For the Love of Teaching | The duty

I am a third grade elementary school teacher in La Prairie, on the South Shore in the Montreal region. I have been practicing a profession that I have loved for twenty years now. In addition, I have the chance to work in a pampered environment.

However, over the past few years, I have become more and more disenchanted with the daily exercise of my profession. I am in fact overwhelmed by the lack of recognition towards teachers that is increasingly evident in the population.

Yet teaching our young children is the very foundation of a well-organized society. All of us, doctors, nurses, accountants, lawyers or others, we went through the same benches from school to elementary school.

To my disenchantment is added the fact that a significant proportion of my colleagues have been tired and out of breath since the start of the pandemic. I am certainly not the only one to have the impression of finding myself among the left behind. Great emphasis has rightly been placed on caregivers and front-line workers. They were among the first to be vaccinated, and salary bonuses were even granted to them.
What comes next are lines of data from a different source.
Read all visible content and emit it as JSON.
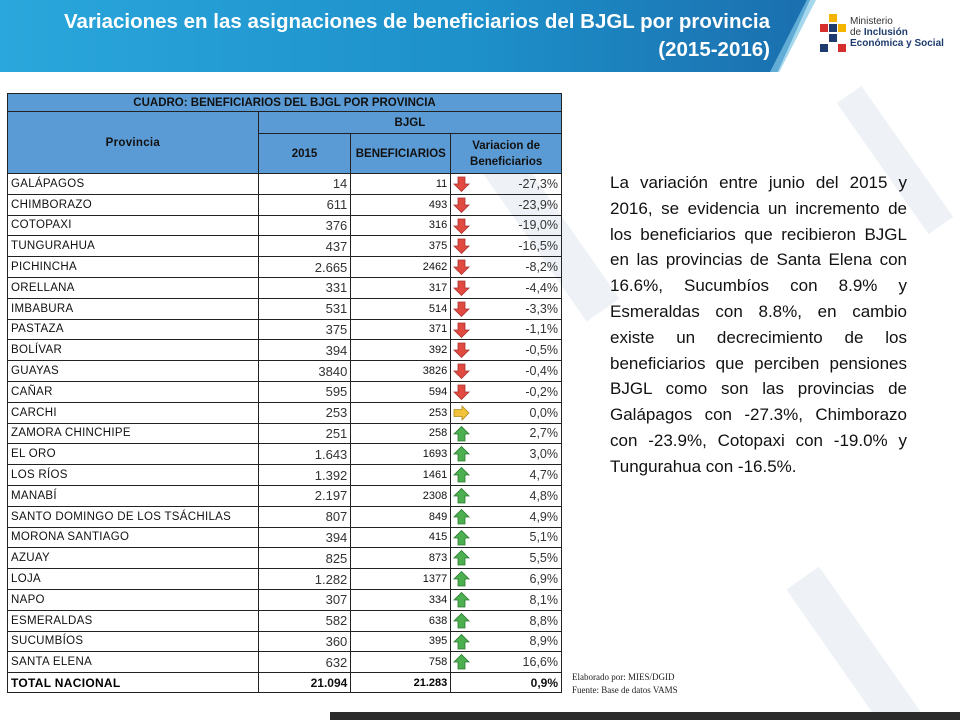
{
  "title": "Variaciones en las asignaciones de beneficiarios del BJGL por provincia (2015-2016)",
  "logo": {
    "line1": "Ministerio",
    "line2_prefix": "de ",
    "line2_bold": "Inclusión",
    "line3": "Económica y Social"
  },
  "table": {
    "caption": "CUADRO: BENEFICIARIOS DEL BJGL POR PROVINCIA",
    "col_provincia": "Provincia",
    "group_header": "BJGL",
    "col_2015": "2015",
    "col_beneficiarios": "BENEFICIARIOS",
    "col_variacion": "Variacion de Beneficiarios",
    "rows": [
      {
        "provincia": "GALÁPAGOS",
        "y2015": "14",
        "beneficiarios": "11",
        "variacion": "-27,3%",
        "trend": "down"
      },
      {
        "provincia": "CHIMBORAZO",
        "y2015": "611",
        "beneficiarios": "493",
        "variacion": "-23,9%",
        "trend": "down"
      },
      {
        "provincia": "COTOPAXI",
        "y2015": "376",
        "beneficiarios": "316",
        "variacion": "-19,0%",
        "trend": "down"
      },
      {
        "provincia": "TUNGURAHUA",
        "y2015": "437",
        "beneficiarios": "375",
        "variacion": "-16,5%",
        "trend": "down"
      },
      {
        "provincia": "PICHINCHA",
        "y2015": "2.665",
        "beneficiarios": "2462",
        "variacion": "-8,2%",
        "trend": "down"
      },
      {
        "provincia": "ORELLANA",
        "y2015": "331",
        "beneficiarios": "317",
        "variacion": "-4,4%",
        "trend": "down"
      },
      {
        "provincia": "IMBABURA",
        "y2015": "531",
        "beneficiarios": "514",
        "variacion": "-3,3%",
        "trend": "down"
      },
      {
        "provincia": "PASTAZA",
        "y2015": "375",
        "beneficiarios": "371",
        "variacion": "-1,1%",
        "trend": "down"
      },
      {
        "provincia": "BOLÍVAR",
        "y2015": "394",
        "beneficiarios": "392",
        "variacion": "-0,5%",
        "trend": "down"
      },
      {
        "provincia": "GUAYAS",
        "y2015": "3840",
        "beneficiarios": "3826",
        "variacion": "-0,4%",
        "trend": "down"
      },
      {
        "provincia": "CAÑAR",
        "y2015": "595",
        "beneficiarios": "594",
        "variacion": "-0,2%",
        "trend": "down"
      },
      {
        "provincia": "CARCHI",
        "y2015": "253",
        "beneficiarios": "253",
        "variacion": "0,0%",
        "trend": "flat"
      },
      {
        "provincia": "ZAMORA CHINCHIPE",
        "y2015": "251",
        "beneficiarios": "258",
        "variacion": "2,7%",
        "trend": "up"
      },
      {
        "provincia": "EL ORO",
        "y2015": "1.643",
        "beneficiarios": "1693",
        "variacion": "3,0%",
        "trend": "up"
      },
      {
        "provincia": "LOS RÍOS",
        "y2015": "1.392",
        "beneficiarios": "1461",
        "variacion": "4,7%",
        "trend": "up"
      },
      {
        "provincia": "MANABÍ",
        "y2015": "2.197",
        "beneficiarios": "2308",
        "variacion": "4,8%",
        "trend": "up"
      },
      {
        "provincia": "SANTO DOMINGO DE LOS TSÁCHILAS",
        "y2015": "807",
        "beneficiarios": "849",
        "variacion": "4,9%",
        "trend": "up"
      },
      {
        "provincia": "MORONA SANTIAGO",
        "y2015": "394",
        "beneficiarios": "415",
        "variacion": "5,1%",
        "trend": "up"
      },
      {
        "provincia": "AZUAY",
        "y2015": "825",
        "beneficiarios": "873",
        "variacion": "5,5%",
        "trend": "up"
      },
      {
        "provincia": "LOJA",
        "y2015": "1.282",
        "beneficiarios": "1377",
        "variacion": "6,9%",
        "trend": "up"
      },
      {
        "provincia": "NAPO",
        "y2015": "307",
        "beneficiarios": "334",
        "variacion": "8,1%",
        "trend": "up"
      },
      {
        "provincia": "ESMERALDAS",
        "y2015": "582",
        "beneficiarios": "638",
        "variacion": "8,8%",
        "trend": "up"
      },
      {
        "provincia": "SUCUMBÍOS",
        "y2015": "360",
        "beneficiarios": "395",
        "variacion": "8,9%",
        "trend": "up"
      },
      {
        "provincia": "SANTA ELENA",
        "y2015": "632",
        "beneficiarios": "758",
        "variacion": "16,6%",
        "trend": "up"
      }
    ],
    "total": {
      "provincia": "TOTAL NACIONAL",
      "y2015": "21.094",
      "beneficiarios": "21.283",
      "variacion": "0,9%"
    }
  },
  "notes": {
    "elaborado": "Elaborado por: MIES/DGID",
    "fuente": "Fuente: Base de datos VAMS"
  },
  "paragraph": "La variación entre junio del 2015 y 2016, se evidencia un incremento de los beneficiarios que recibieron BJGL en las provincias de Santa Elena con 16.6%, Sucumbíos con 8.9% y Esmeraldas con 8.8%, en cambio existe un decrecimiento de los beneficiarios que perciben pensiones BJGL como son las provincias de  Galápagos con -27.3%, Chimborazo con -23.9%, Cotopaxi con -19.0% y Tungurahua con -16.5%.",
  "colors": {
    "header_blue": "#2aa7dc",
    "table_header": "#5b9bd5",
    "arrow_down": "#e04a3f",
    "arrow_up": "#4caf50",
    "arrow_flat": "#f2c23a"
  }
}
I totally agree with all of this. But why have we primary school teachers, who are in direct contact with young people and who are exposed daily to this least vaccinated part of the population, not obtained this same rapid access to vaccines or tests? fast? Do you really believe that it is possible to respect two meters of distance with more than twenty children in a classroom?

I am worried about the future of my profession. It’s true that I don’t have to ask for a vacation in the summer or during the holiday season, but a teacher doesn’t even earn $50,000 a year at the start of her career despite four years of university studies. I have two daughters and I wouldn’t advise them to practice this profession, so much of its former prestige has disappeared.

The recruitment of new teachers is so difficult that we now allow a student who has only completed one semester of his teaching baccalaureate or who has failed the French exam to come and replace him. Other professionals without the required skills also find themselves teaching children. How did we get here?

I would also like parents to understand our reality and speak well of us to their children. They have to team up with us and trust us. Teaching today is no longer just a question of instruction and education since we support parents in their work to bring up their children well.

Primary teachers need to feel valued and respected. This profession must begin to interest young people again.

My greatest wish is to rediscover this feeling of pride that inhabited me at the start of my career. I still believe that it is a marvelous profession, one that fascinates me, but I am worried to see that my difficult reality is discouraging more and more young people from becoming primary school teachers.

At the end of the day, our children will pay the price.